Anguilas, manifiesto inconveniente
Oasis de la gastronomía primitiva, rural y litoral no es un manifiesto subversivo
Comer anguilas es uno de los detalles que puntúan el relato de la tribu invisible que nos merodea en las grandes celebraciones folclórico-gastronómicas insulares. Tiene algo de litúrgico y de desafío.
En algunos lugares aparecen en la actualidad de los menús desde el frío, con un viento que brama, acaso una escasa lluvia para nada festiva y siempre impertinente. Se montan fuegos y se hacen ruidos a los dioses para atizar el hambre, siempre en sacrificio pagano.
En las puertas del invierno surgen las angulas como alimento para una oportunidad, ocultas en sarcófagos de museo de las espinagadas, que coinciden con el bullicio de Sant Antoni de sa Pobla y muchas cercanías y lejanías. En la coca tapada se esmeran manos finas y hábiles.

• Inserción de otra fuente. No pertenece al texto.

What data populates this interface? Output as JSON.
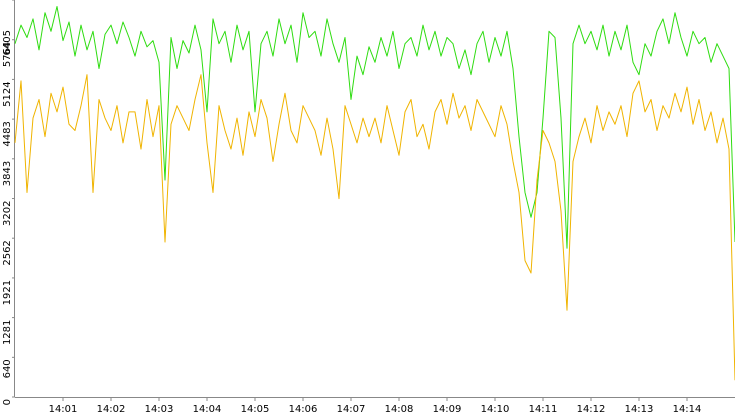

Pero también son relevantes las preparaciones diversas: fritas, en guiso, estofadas, en escabeche, ahumadas –ojo, sin piel ni espinada, encurtidas, con carne blanca, grasa y fina sobre pa amb oli amb tomàtiga — decorando el arroz volcánico, compiten bien con los tropiezos de patatas. Habitan entre la pasión confesional y el rechazo existencial. No hay término medio. La abstención no se castiga ni recrimina, pero no caben las medias tintas, ni la cata distante. O anguila o menú infantil para los invitados al festín que son disidentes.
La probable incorrección de la degustación proviene de los atavismos previos a la aparente modernidad establecida por la comodidad, el orden y la educación. La pesca y la degustación es mera necesidad, el depredador litoral usaba para sus subsistencia los manjares más cercanos.
Ciertas anguilas eran lanzadas a los pozos y cisternas de las casas, según un ritual sin certezas para atacar, decían, las larvas de mosquitos
Una anguila, a mitad de camino entre el gusano repugnante y la peligrosa y enigmática serpiente, es otra duda entre pez y reptil, habitante del mar salado y del agua dulce. Desde las aguas calmas de las albuferas y del final casi pantanoso de las torrenteras migran hasta los confines intercontinentales. Nacen en las lagunas de tierra firme y ponen rumbo hacia las zonas legendarias y de olas enormes del océano Atlántico para retornar a criar, morir o ser cazadas y comidas en sus lugares de origen.
A veces, muchos ejemplares acudían de manera automática a la costa, con los aguaceros, en la calor. Así, eran pescados los días de chubascos veraniegos que arrastraban la tierra al mar y lo tintaban de chocolate. Ciertas anguilas eran lanzadas a los pozos y cisternas de las casas, según un ritual sin certezas para atacar, decían, las larvas de mosquitos de las que se alimentaban.
Esos monstruos ocultos de las casas, las serpientes privadas que navegaban entre el agua de beber, a veces salían a las calles y las casas cuando los chubascos descomunales desbordaban la capacidad de los algibes, pilas y sondeos. No era habitual, pero lo explicaban los viejos gurús de los casinos, que rememoraban leyendas y mitos locales. También, al vaciar para limpiar y blanquear las cisternas, las anguilas enormes, sin vista, se enrollaban resistentes en las jarras caídas al culo de la poza de la reserva.
Una versión comestible y devastadora de esas momias y bestias, son las angulas, las mínimas anguilas, las crías, capturadas en las bocanas de ríos y albuferas, cuando parten para crecer. Son sacrificadas al tabaco, guisadas con poco fuego, disfrazadas, alcanzan una vida superior. Otra cosa, otra causa, una agresión ecológica y un insulto a la cartera.